We can see writ-large the effects of collapsing systems of meaning in society that have been amplified by the stresses of covid: instability, conflict, identity crisis, anger, and fear. People who embrace the traditional model and retire “traditionally” often face a catastrophe of meaning alone.
For those of us who are GenX, the Big Think, and Covid and the Internet and the lessons of the generation that went before us have given us a perspective unique to us. A chance to rethink retirement and make choices that take us away from the frameworks of government institutions; away from the embellished images given to us by financial-institution marketing; of youthful seniors wearing linen, walking the beach hand-in-hand. Maybe the Big Think has given us a chance to glimpse a greater degree of meaning in our lives; Maybe we’ve realized a greater degree of gratitude, maybe we’ve taken time to appreciate moments like we haven’t since the innocence of our childhood.

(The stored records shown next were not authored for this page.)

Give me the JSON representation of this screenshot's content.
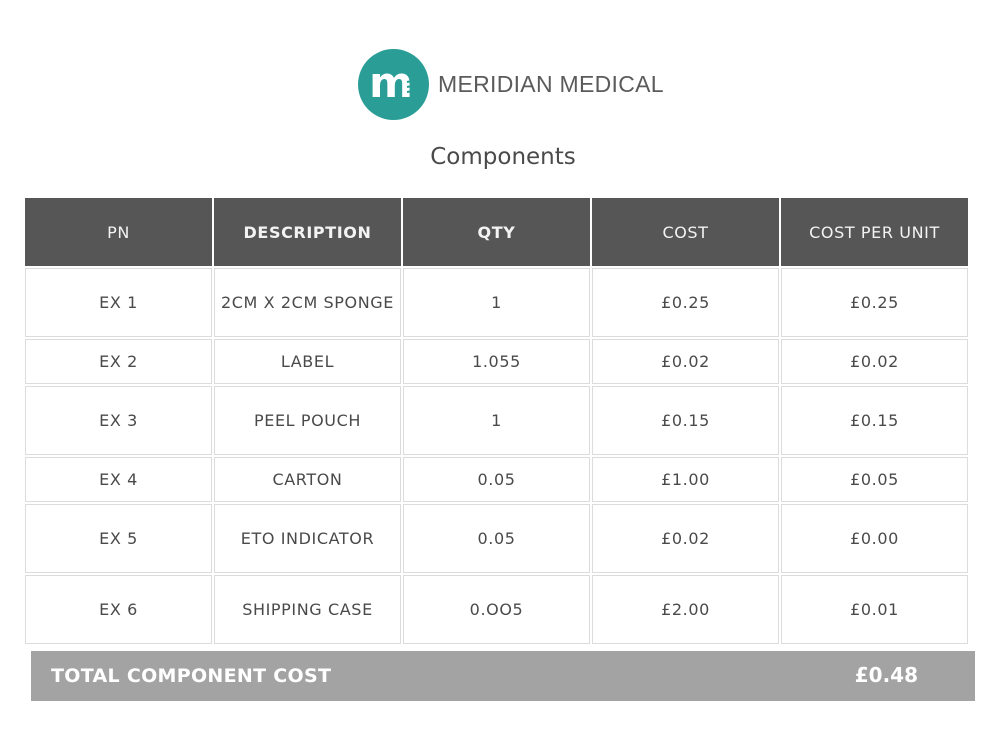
{
  "brand": {
    "name": "MERIDIAN MEDICAL",
    "logo_letter": "m",
    "logo_color": "#2a9d96",
    "logo_icon": "meridian-medical-logo-icon"
  },
  "page": {
    "title": "Components"
  },
  "table": {
    "headers": [
      "PN",
      "DESCRIPTION",
      "QTY",
      "COST",
      "COST PER UNIT"
    ],
    "rows": [
      [
        "EX 1",
        "2CM X 2CM SPONGE",
        "1",
        "£0.25",
        "£0.25"
      ],
      [
        "EX 2",
        "LABEL",
        "1.055",
        "£0.02",
        "£0.02"
      ],
      [
        "EX 3",
        "PEEL POUCH",
        "1",
        "£0.15",
        "£0.15"
      ],
      [
        "EX 4",
        "CARTON",
        "0.05",
        "£1.00",
        "£0.05"
      ],
      [
        "EX 5",
        "ETO INDICATOR",
        "0.05",
        "£0.02",
        "£0.00"
      ],
      [
        "EX 6",
        "SHIPPING CASE",
        "0.OO5",
        "£2.00",
        "£0.01"
      ]
    ]
  },
  "total": {
    "label": "TOTAL COMPONENT COST",
    "value": "£0.48"
  },
  "colors": {
    "header_bg": "#565656",
    "total_bg": "#a3a3a3",
    "brand_teal": "#2a9d96"
  }
}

When we go “back to normal” will we go back to lining up after the lunch-bells again? Two kids, two cars, careers, cats and commutes? Back to the work breakfasts, the cocktail events and the golf, or the slog of being on the road again? Back to dance class and gymnastics and hockey? Will we be again consumed with the demands of the lives we lived before? Or can we take some of the questions we’ve asked and the lessons we’ve learned and use them to shape our futures? How can we create ways of living that reflect the kind of world and the kinds of lives we want to have in the future? One where we seek an increasing degree of independence from orderly lines and lunch bells and outdated models in favor of richer and more meaningful lives.